Le décor change avec Town Feeling, morceau plus posé, contemplatif, qui évoque l’errance urbaine, la solitude observée à distance presque avec tendresse. 
Puis The Clarinet Rag déboule comme une parenthèse festive : un instrumental aux accents ragtime, revisité par un psychédélisme façon Nouvelle Orléans, festif et légèrement ivre.
Avec Girl on a Swing, l’album atteint l’un de ses sommets. Ballade folk psychédélique d’une grande délicatesse, elle convoque l’insouciance et l’enfance avec une mélodie immédiatement mémorable. C’est sans doute l’un des titres les plus emblématiques du disque. 
Un peu plus loin, Song for Insane Times assume son excentricité : une pièce loufoque, décalée, à l’onirisme étrange, qui n’est pas sans rappeler certaines audaces des Soft Machine.

La face B s’ouvre sur Stop This Train (again doing it), morceau plus long et hypnotique, porté par un rythme lancinant et répétitif. On y sent poindre la lassitude de la vie passée en tournée, une forme de ras-le-bol diffus, presque obsessionnel. 
Eleanor’s Cake (Which Ate Her) poursuit dans un registre légèrement surréaliste, autant dans ses paroles que dans son instrumentation, comme un rêve éveillé aux contours flous.
The Lady Rachel s’impose ensuite comme l’un des grands moments de l’album. Plus profonde, presque cinématographique, la chanson installe une atmosphère impressionniste, traversée par une tension qui ne cesse de monter. 
Oleh Oleh Bandu Bandong renoue avec une veine plus expérimentale, psychédélisme étrange et décalé, flirtant avec l’absurde. 
Enfin, All This Crazy Gift of Time referme l’album avec douceur : une conclusion introspective aux accents folk qui célèbre le temps qui passe, la vie et toutes les rêveries qui nous accompagnent.

Fantaisie oblique

Joy of a Toy se révèle à l’écoute, plus complexe qu’il n’y paraît. Derrière une première impression de simplicité, la créativité foisonnante de Soft Machine n’est jamais loin, mais Kevin Ayers, contrairement à beaucoup de ses contemporains, refuse la virtuosité ostentatoire et les constructions trop complexes. Sa musique privilégie l’atmosphère, la couleur et l’ironie, autant d’éléments qui traversent chaque note de cet album.

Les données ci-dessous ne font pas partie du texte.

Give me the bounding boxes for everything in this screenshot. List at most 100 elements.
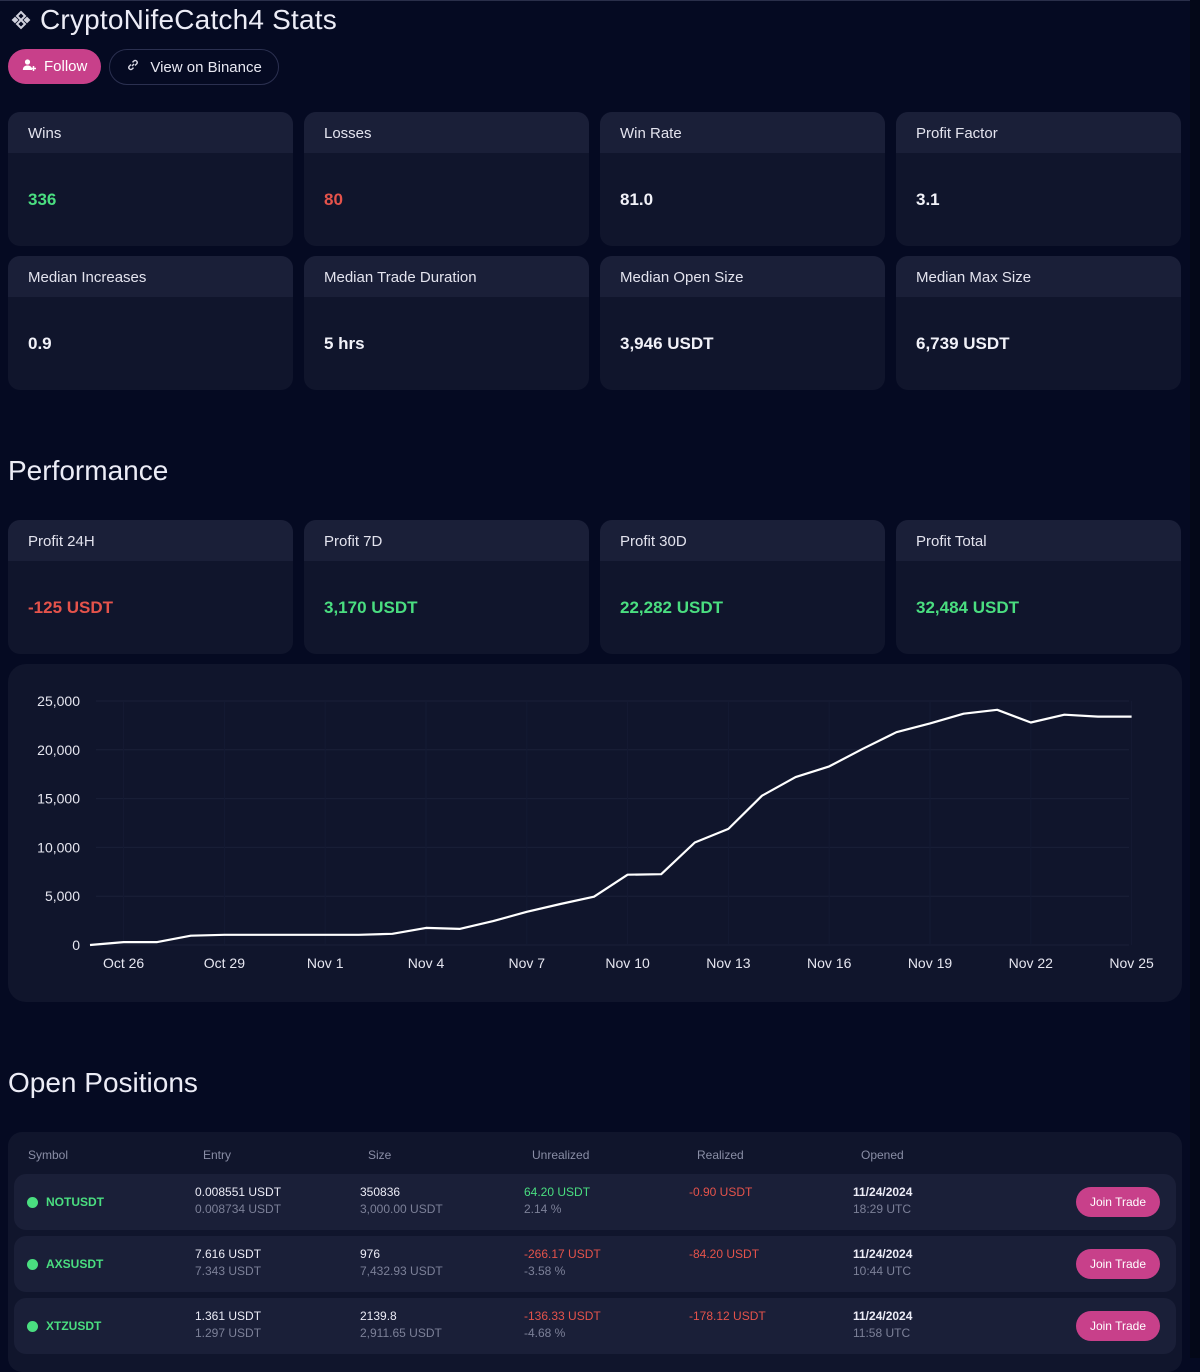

Les compositions d’Ayers s’appuient souvent sur des structures épurées, presque nonchalantes, mais trahissent un sens aigu de la mélodie oblique et des harmonies inattendues. Sous cette apparente désinvolture, l’écriture se révèle subtile, fragile parfois, volontairement bancale à d’autres moments, offrant un équilibre fascinant entre spontanéité et sophistication.

Avec Joy of a Toy, c’est tout un Londres psychédélique disparu qui semble ressusciter : un univers vibrant, débridé et fantasmé que je n’ai jamais connu directement mais dont les échos continuent de hanter mes oreilles avec une tendre nostalgie. Un vertige que l’on revisite sans cesse, et qui justifie amplement l’écoute régulière de cet album.


Fiche technique :

Enregistrement : août – octobre 1969
Studio : Abbey Road Studios (Londres)
Sortie : novembre 1969
Durée : 41.38
Genre : rock psychédélique - pop psychédélique
Style : pop baroque psychédélique, esprit Canterbury, songwriting intimiste et expérimental.
Producteur : Kevin Ayers & Peter Jenner
Ingénieur du son : Peter Mew
Label : Harvest Records

Musiciens :

Kevin Ayers – chant, guitare, basse, harmonica 
Robert Wyatt – batterie 
David Bedford – piano, mellotron
Mike Ratledge – orgue
Hugh Hopper – basse 
Paul Buckmaster – violoncelle 
Jeff Clyne – contrebasse 
Paul Minns – hautbois

Face A

1. Joy of a Toy Continued
2. Town Feeling 
3. The Clarietta Rag 
4. Girl on a Swing 
5. Song for Insane Times 

Face B

1. Stop This Train (Again Doing It)
2.Eleanor’s Cake (Which Ate Her) 
3.The Lady Rachel 
4. Oleh Oleh Bandu Bandong 
5. All This Crazy Gift of Time

Toutes les chansons écrites et composées par Kevin Ayers.